One of SageMaker’s inference features is the container cache. This transforms the way model containers are managed during scaling operations. This feature eliminates one of the major bottlenecks in scaling deployments by pre-caching container images, eliminating the need for time-consuming downloads when adding new instances. For large models like Llama 3.3 70B, where the container image size can be large, this optimization significantly reduces scaling latency and improves overall system responsiveness.
Another important feature is Scale to Zero. It introduces intelligent resource management that automatically adjusts computing power based on actual usage patterns. This feature represents a paradigm shift in model deployment cost optimization, allowing endpoints to be fully scaled down during periods of inactivity while retaining the ability to quickly scale up when demand returns. It will be. This feature is especially valuable for organizations running multiple models or dealing with fluctuating workload patterns.

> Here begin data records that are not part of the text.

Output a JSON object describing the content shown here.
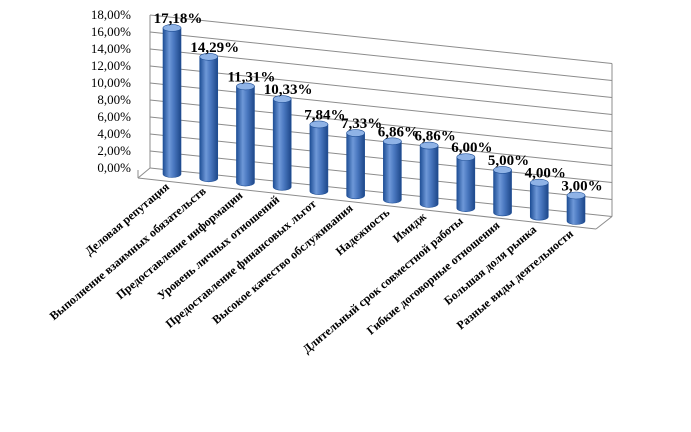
{
  "chart_data": {
    "type": "bar",
    "style": "3d-cylinder",
    "categories": [
      "Деловая репутация",
      "Выполнение взаимных обязательств",
      "Предоставление  информации",
      "Уровень личных отношений",
      "Предоставление финансовых льгот",
      "Высокое качество обслуживания",
      "Надежность",
      "Имидж",
      "Длительный срок совместной работы",
      "Гибкие договорные отношения",
      "Большая доля рынка",
      "Разные виды деятельности"
    ],
    "values": [
      17.18,
      14.29,
      11.31,
      10.33,
      7.84,
      7.33,
      6.86,
      6.86,
      6.0,
      5.0,
      4.0,
      3.0
    ],
    "data_labels": [
      "17,18%",
      "14,29%",
      "11,31%",
      "10,33%",
      "7,84%",
      "7,33%",
      "6,86%",
      "6,86%",
      "6,00%",
      "5,00%",
      "4,00%",
      "3,00%"
    ],
    "y_ticks": [
      "0,00%",
      "2,00%",
      "4,00%",
      "6,00%",
      "8,00%",
      "10,00%",
      "12,00%",
      "14,00%",
      "16,00%",
      "18,00%"
    ],
    "ylim": [
      0,
      18
    ],
    "grid": true,
    "colors": {
      "bar": "#4a78c0",
      "bar_dark": "#1f4f96",
      "bar_light": "#8fb3e6",
      "grid": "#8c8c8c"
    }
  }
}
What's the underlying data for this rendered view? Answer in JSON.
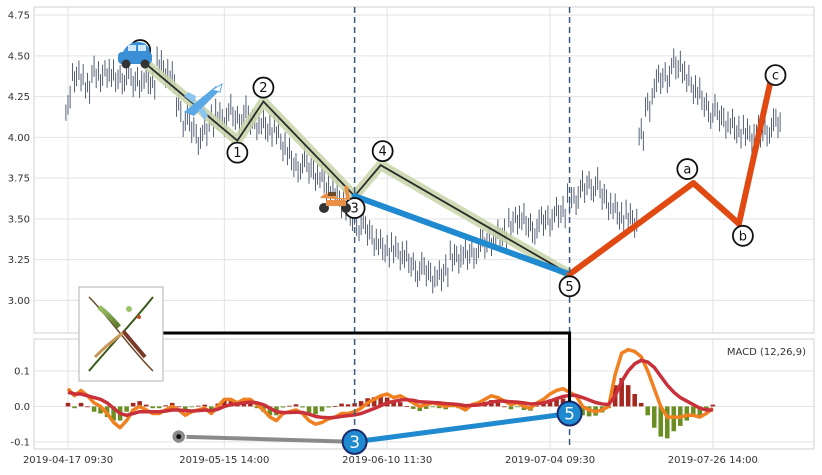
{
  "chart_data": [
    {
      "type": "line",
      "panel": "price",
      "title": "",
      "xlabel": "",
      "ylabel": "",
      "ylim": [
        2.8,
        4.8
      ],
      "y_ticks": [
        "3.00",
        "3.25",
        "3.50",
        "3.75",
        "4.00",
        "4.25",
        "4.50",
        "4.75"
      ],
      "grid": true,
      "series": [
        {
          "style": "ohlc-bars",
          "color": "#2b3a55",
          "values": [
            4.2,
            4.36,
            4.39,
            4.3,
            4.42,
            4.35,
            4.4,
            4.36,
            4.37,
            4.38,
            4.33,
            4.35,
            4.36,
            4.35,
            4.44,
            4.4,
            4.35,
            4.2,
            4.1,
            4.05,
            4.0,
            4.04,
            4.12,
            4.12,
            4.1,
            4.15,
            4.12,
            4.14,
            4.1,
            4.09,
            4.08,
            4.06,
            4.03,
            3.95,
            3.88,
            3.83,
            3.84,
            3.8,
            3.78,
            3.75,
            3.7,
            3.65,
            3.6,
            3.54,
            3.5,
            3.46,
            3.42,
            3.38,
            3.34,
            3.32,
            3.3,
            3.28,
            3.25,
            3.22,
            3.18,
            3.17,
            3.15,
            3.15,
            3.2,
            3.25,
            3.26,
            3.27,
            3.3,
            3.32,
            3.34,
            3.38,
            3.4,
            3.42,
            3.45,
            3.5,
            3.48,
            3.46,
            3.44,
            3.48,
            3.5,
            3.54,
            3.56,
            3.6,
            3.62,
            3.68,
            3.72,
            3.7,
            3.64,
            3.6,
            3.56,
            3.52,
            3.5,
            3.48,
            4.0,
            4.2,
            4.3,
            4.35,
            4.38,
            4.45,
            4.45,
            4.35,
            4.3,
            4.25,
            4.2,
            4.15,
            4.12,
            4.1,
            4.08,
            4.05,
            4.02,
            4.0,
            4.02,
            4.05,
            4.06,
            4.08
          ]
        },
        {
          "name": "",
          "style": "wave-1-5",
          "color": "#2b2b2b",
          "labels": [
            "0",
            "1",
            "2",
            "3",
            "4",
            "5"
          ],
          "values": [
            4.45,
            3.98,
            4.22,
            3.64,
            3.83,
            3.16
          ]
        },
        {
          "name": "",
          "style": "wave-3-5",
          "color": "#1f8ad0",
          "labels": [
            "3",
            "5"
          ],
          "values": [
            3.64,
            3.16
          ]
        },
        {
          "name": "",
          "style": "wave-abc",
          "color": "#e04a12",
          "labels": [
            "5",
            "a",
            "b",
            "c"
          ],
          "values": [
            3.16,
            3.72,
            3.47,
            4.37
          ]
        }
      ],
      "annotations": [
        {
          "label": "0",
          "y": 4.45,
          "icon": "car-icon"
        },
        {
          "label": "1",
          "y": 3.98
        },
        {
          "label": "2",
          "y": 4.22,
          "icon": "airplane-icon"
        },
        {
          "label": "3",
          "y": 3.64
        },
        {
          "label": "4",
          "y": 3.83
        },
        {
          "label": "5",
          "y": 3.16,
          "icon": "scooter-icon"
        },
        {
          "label": "a",
          "y": 3.72
        },
        {
          "label": "b",
          "y": 3.47
        },
        {
          "label": "c",
          "y": 4.37
        }
      ]
    },
    {
      "type": "bar",
      "panel": "macd",
      "legend": "MACD (12,26,9)",
      "ylim": [
        -0.12,
        0.19
      ],
      "y_ticks": [
        "-0.1",
        "0.0",
        "0.1"
      ],
      "x_ticks": [
        "2019-04-17 09:30",
        "2019-05-15 14:00",
        "2019-06-10 11:30",
        "2019-07-04 09:30",
        "2019-07-26 14:00"
      ],
      "grid": true,
      "colors": {
        "positive": "#a3281f",
        "negative": "#6b8e23",
        "macd": "#f08020",
        "signal": "#c8303a"
      },
      "macd": [
        0.05,
        0.03,
        0.045,
        0.03,
        0.01,
        0.0,
        -0.02,
        -0.045,
        -0.06,
        -0.04,
        -0.01,
        0.0,
        -0.01,
        -0.02,
        -0.02,
        -0.01,
        0.0,
        -0.01,
        -0.025,
        -0.015,
        -0.01,
        -0.005,
        -0.02,
        0.0,
        0.02,
        0.02,
        0.01,
        0.02,
        0.02,
        0.005,
        -0.01,
        -0.03,
        -0.04,
        -0.02,
        -0.015,
        -0.01,
        -0.02,
        -0.04,
        -0.05,
        -0.045,
        -0.035,
        -0.03,
        -0.02,
        -0.02,
        -0.015,
        -0.005,
        0.01,
        0.02,
        0.03,
        0.035,
        0.025,
        0.03,
        0.02,
        0.01,
        0.0,
        0.005,
        0.01,
        0.005,
        0.0,
        0.005,
        0.0,
        -0.01,
        0.005,
        0.01,
        0.02,
        0.03,
        0.025,
        0.015,
        0.005,
        0.01,
        0.0,
        -0.005,
        0.01,
        0.02,
        0.035,
        0.045,
        0.05,
        0.04,
        0.03,
        0.0,
        -0.01,
        -0.015,
        -0.01,
        0.0,
        0.09,
        0.15,
        0.16,
        0.155,
        0.14,
        0.1,
        0.05,
        0.0,
        -0.03,
        -0.03,
        -0.03,
        -0.025,
        -0.025,
        -0.03,
        -0.02,
        -0.005
      ],
      "signal": [
        0.04,
        0.035,
        0.035,
        0.03,
        0.025,
        0.02,
        0.01,
        -0.005,
        -0.02,
        -0.025,
        -0.02,
        -0.015,
        -0.015,
        -0.015,
        -0.015,
        -0.013,
        -0.01,
        -0.01,
        -0.012,
        -0.013,
        -0.012,
        -0.01,
        -0.012,
        -0.008,
        0.0,
        0.005,
        0.007,
        0.01,
        0.012,
        0.01,
        0.005,
        -0.005,
        -0.015,
        -0.017,
        -0.017,
        -0.016,
        -0.017,
        -0.022,
        -0.028,
        -0.031,
        -0.032,
        -0.031,
        -0.028,
        -0.026,
        -0.024,
        -0.02,
        -0.013,
        -0.006,
        0.002,
        0.01,
        0.014,
        0.018,
        0.019,
        0.017,
        0.013,
        0.012,
        0.011,
        0.01,
        0.008,
        0.007,
        0.005,
        0.002,
        0.003,
        0.004,
        0.007,
        0.012,
        0.015,
        0.015,
        0.013,
        0.012,
        0.01,
        0.007,
        0.008,
        0.01,
        0.015,
        0.022,
        0.028,
        0.031,
        0.031,
        0.025,
        0.018,
        0.011,
        0.007,
        0.005,
        0.03,
        0.07,
        0.1,
        0.12,
        0.13,
        0.125,
        0.11,
        0.085,
        0.06,
        0.04,
        0.025,
        0.015,
        0.005,
        -0.005,
        -0.01,
        -0.01
      ],
      "histogram": [
        0.01,
        -0.005,
        0.01,
        0.0,
        -0.015,
        -0.02,
        -0.03,
        -0.04,
        -0.04,
        -0.015,
        0.01,
        0.015,
        0.005,
        -0.005,
        -0.005,
        0.003,
        0.01,
        0.0,
        -0.013,
        -0.002,
        0.002,
        0.005,
        -0.008,
        0.008,
        0.02,
        0.015,
        0.003,
        0.01,
        0.008,
        -0.005,
        -0.015,
        -0.025,
        -0.025,
        -0.003,
        0.002,
        0.006,
        -0.003,
        -0.018,
        -0.022,
        -0.014,
        -0.003,
        0.001,
        0.008,
        0.006,
        0.009,
        0.015,
        0.023,
        0.026,
        0.028,
        0.025,
        0.011,
        0.012,
        0.001,
        -0.007,
        -0.013,
        -0.007,
        -0.001,
        -0.005,
        -0.008,
        -0.002,
        -0.005,
        -0.012,
        0.002,
        0.006,
        0.013,
        0.018,
        0.01,
        0.0,
        -0.008,
        -0.002,
        -0.01,
        -0.012,
        0.002,
        0.01,
        0.02,
        0.023,
        0.022,
        0.009,
        -0.001,
        -0.025,
        -0.028,
        -0.026,
        -0.017,
        -0.005,
        0.06,
        0.08,
        0.06,
        0.035,
        0.01,
        -0.025,
        -0.06,
        -0.085,
        -0.09,
        -0.07,
        -0.055,
        -0.04,
        -0.03,
        -0.025,
        -0.01,
        0.005
      ],
      "overlay_wave": {
        "labels": [
          "",
          "3",
          "5"
        ],
        "values": [
          -0.085,
          -0.1,
          -0.02
        ],
        "colors": [
          "#8a8a8a",
          "#1f8ad0"
        ]
      }
    }
  ],
  "panel_icons": [
    "car-icon",
    "airplane-icon",
    "scooter-icon",
    "plant-thumbnail"
  ]
}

Together, these features create a powerful deployment environment that takes full advantage of Llama 3.3 70B’s efficient architecture and provides robust tools to manage operational costs and performance.
conclusion
Llama 3.3 70B combined with the advanced inference capabilities of SageMaker AI provides an ideal solution for production deployments. Fast Model Loader, Container Caching, and Scale to Zero capabilities enable organizations to achieve both high performance and cost efficiency in LLM deployments.
We encourage you to try this implementation and share your experience.
About the author
mark karp I’m an ML Architect on the Amazon SageMaker Service team. He focuses on helping customers design, deploy, and manage ML workloads at scale. In my free time, I enjoy traveling and exploring new places.

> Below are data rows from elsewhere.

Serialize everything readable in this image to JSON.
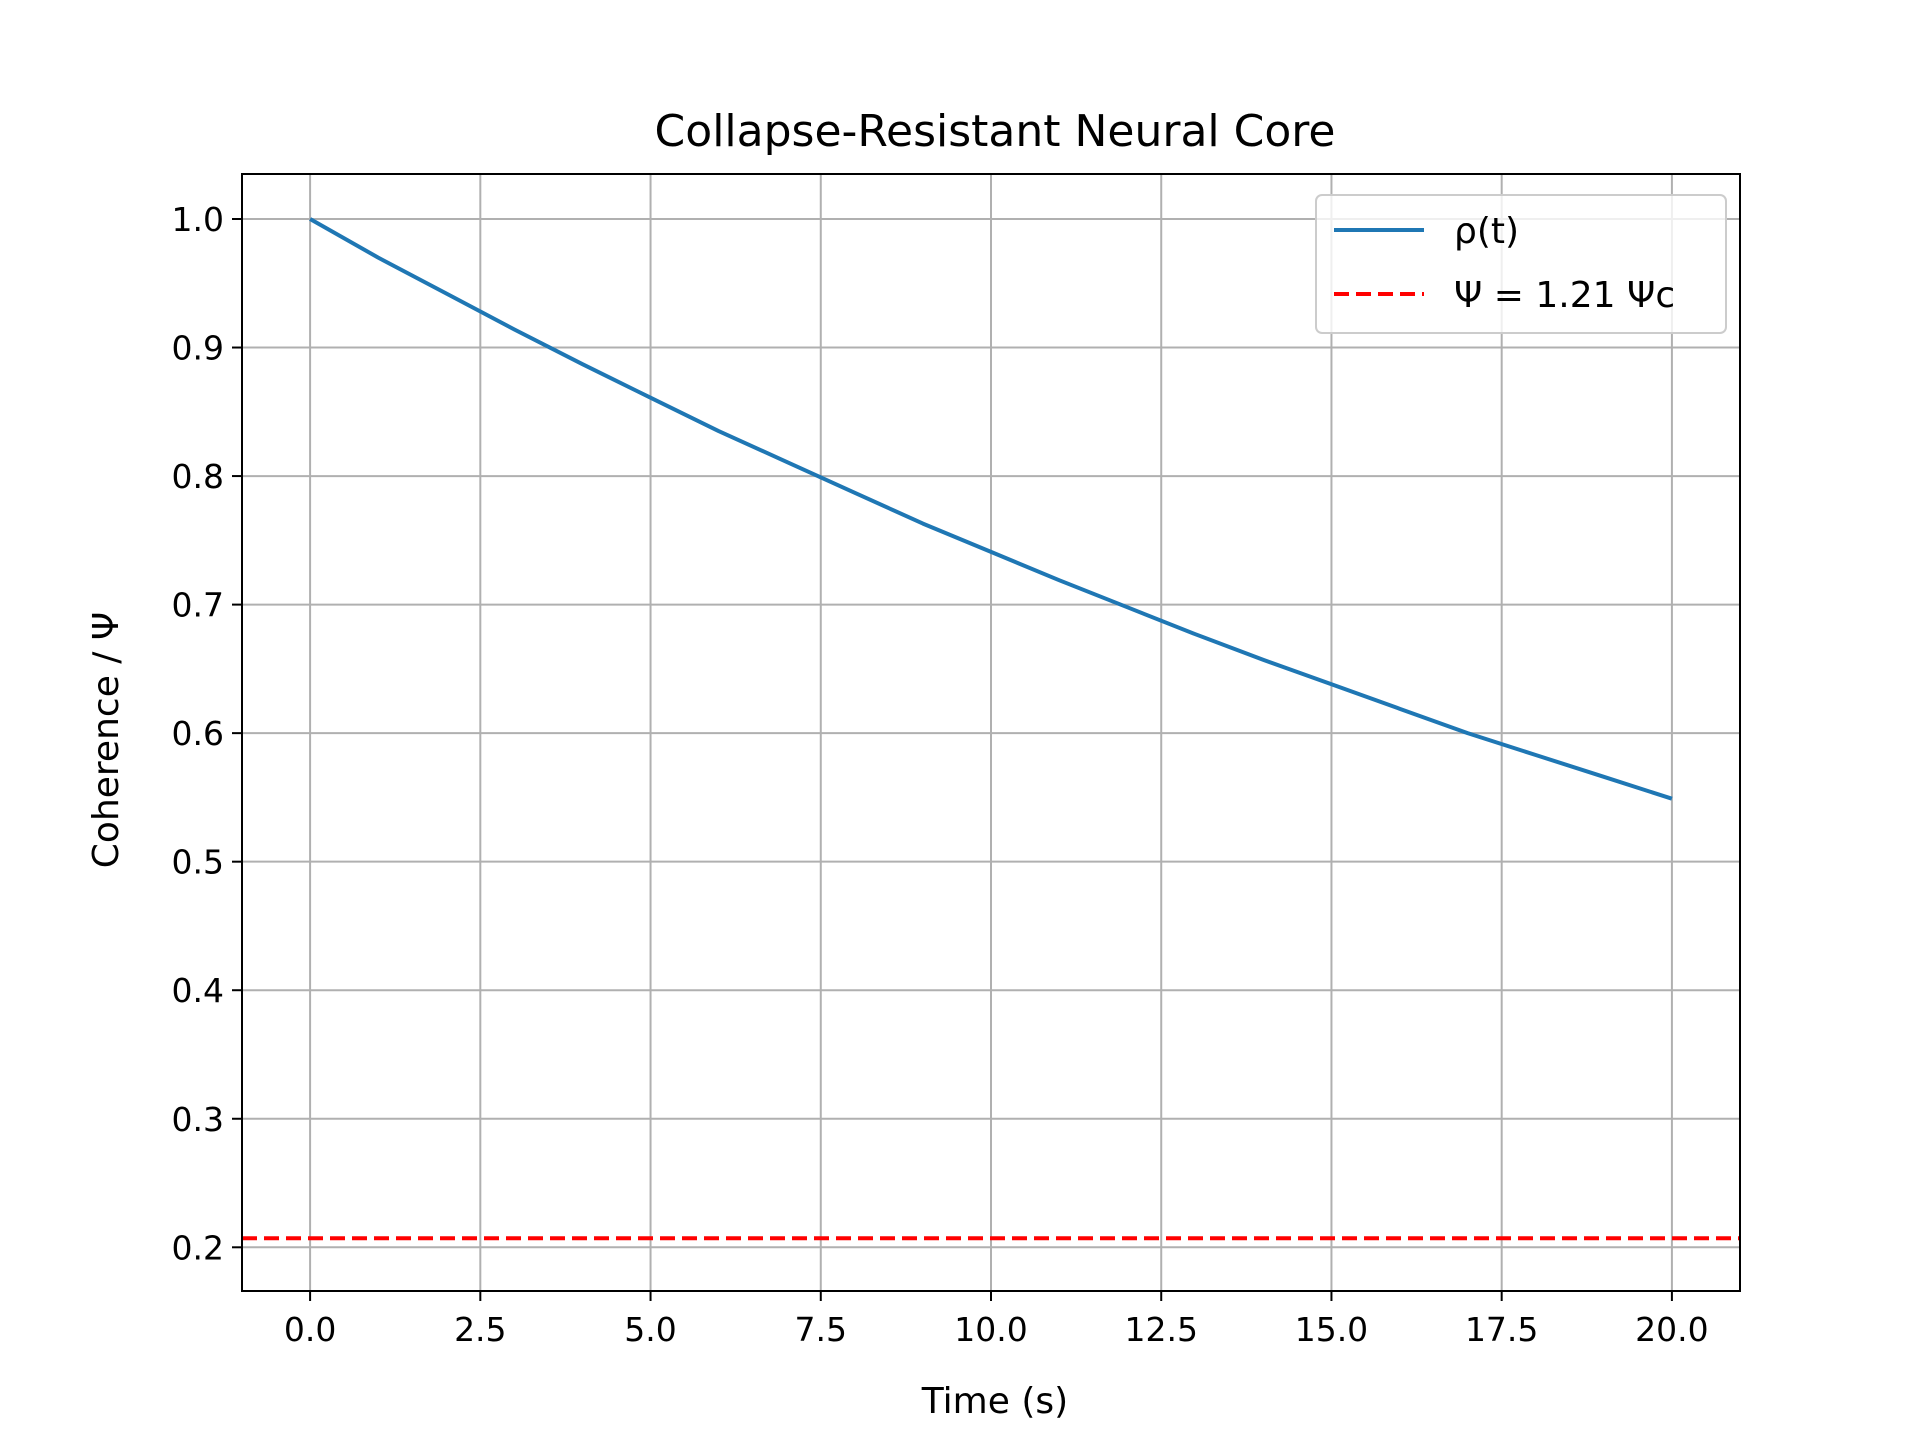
{
  "chart_data": {
    "type": "line",
    "title": "Collapse-Resistant Neural Core",
    "xlabel": "Time (s)",
    "ylabel": "Coherence / Ψ",
    "xlim": [
      -1.0,
      21.0
    ],
    "ylim": [
      0.166,
      1.035
    ],
    "xticks": [
      0,
      2.5,
      5,
      7.5,
      10,
      12.5,
      15,
      17.5,
      20
    ],
    "xtick_labels": [
      "0.0",
      "2.5",
      "5.0",
      "7.5",
      "10.0",
      "12.5",
      "15.0",
      "17.5",
      "20.0"
    ],
    "yticks": [
      0.2,
      0.3,
      0.4,
      0.5,
      0.6,
      0.7,
      0.8,
      0.9,
      1.0
    ],
    "ytick_labels": [
      "0.2",
      "0.3",
      "0.4",
      "0.5",
      "0.6",
      "0.7",
      "0.8",
      "0.9",
      "1.0"
    ],
    "grid": true,
    "legend_position": "top-right",
    "series": [
      {
        "name": "ρ(t)",
        "style": "solid",
        "color": "#1f77b4",
        "x": [
          0,
          1,
          2,
          3,
          4,
          5,
          6,
          7,
          8,
          9,
          10,
          11,
          12,
          13,
          14,
          15,
          16,
          17,
          18,
          19,
          20
        ],
        "y": [
          1.0,
          0.97,
          0.942,
          0.914,
          0.887,
          0.861,
          0.835,
          0.811,
          0.787,
          0.763,
          0.741,
          0.719,
          0.698,
          0.677,
          0.657,
          0.638,
          0.619,
          0.6,
          0.583,
          0.566,
          0.549
        ]
      },
      {
        "name": "Ψ = 1.21 Ψc",
        "style": "dashed",
        "color": "#ff0000",
        "x": [
          -1.0,
          21.0
        ],
        "y": [
          0.207,
          0.207
        ]
      }
    ]
  }
}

Saurabh Trikhande Senior Product Manager for Amazon Bedrock and SageMaker Inference. He is passionate about working with customers and partners, motivated by the goal of democratizing AI. He focuses on key challenges related to deploying complex AI applications, inference with multi-tenant models, optimizing costs, and making the deployment of generative AI models more accessible. In my free time, I enjoy hiking, learning about innovative technology, following TechCrunch, and spending time with my family.

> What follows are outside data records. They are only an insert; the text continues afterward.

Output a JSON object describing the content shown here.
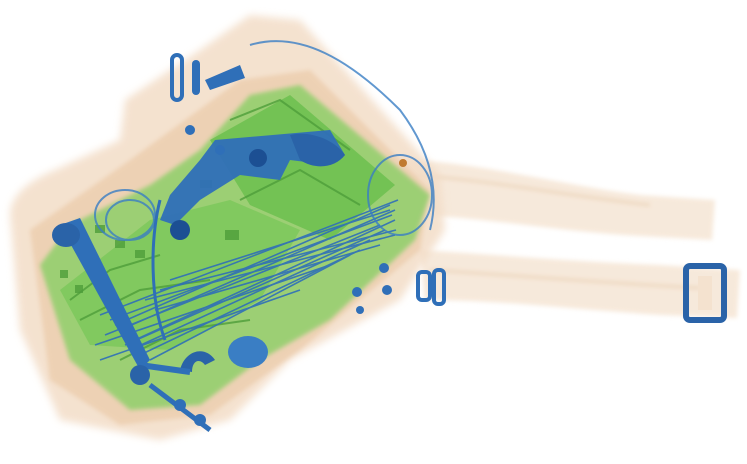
{
  "image": {
    "kind": "x-ray baggage scan",
    "objects": [
      "bag-body",
      "shoulder-strap",
      "strap-buckle",
      "revolver",
      "wrench",
      "cables",
      "metal-clips",
      "circuit-board"
    ]
  },
  "colors": {
    "background": "#ffffff",
    "organic": "#f2dcc6",
    "organic_dark": "#e6c4a4",
    "mixed": "#7cc45a",
    "mixed_dark": "#4e9e3a",
    "metal": "#2f6fb8",
    "metal_dark": "#1c4f93"
  }
}
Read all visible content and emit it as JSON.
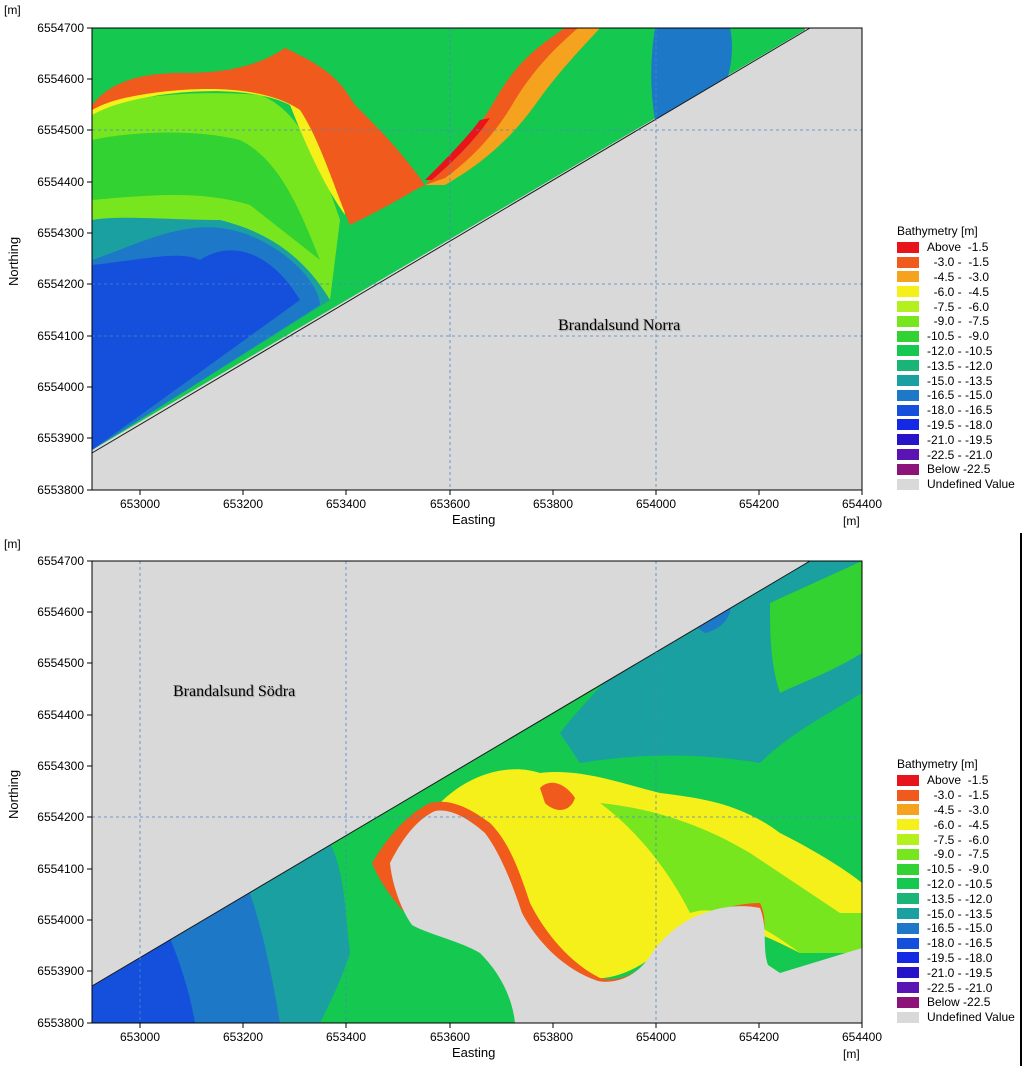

Melanie LeeWith a Ph.D., she is a Senior Generative AI Specialist Solutions Architect at AWS based in Sydney, Australia, where she focuses on collaborating with customers to build solutions that leverage cutting-edge AI and machine learning tools. I’m leaving it there. She has been actively involved in multiple generative AI initiatives across APJ, leveraging the power of large-scale language models (LLM). Prior to joining AWS, Dr. Lee held data science roles in the financial and retail industries.
adrianna simmons I’m a senior product marketing manager at AWS.
Lokeswaran Ravi He is a senior deep learning compiler engineer at AWS, specializing in ML optimization, model acceleration, and AI security. He focuses on building a secure ecosystem to increase efficiency, reduce costs, and democratize AI technology, making cutting-edge ML available and impactful across industries. .
Yotam Moss is a software development manager for AWS AI inference.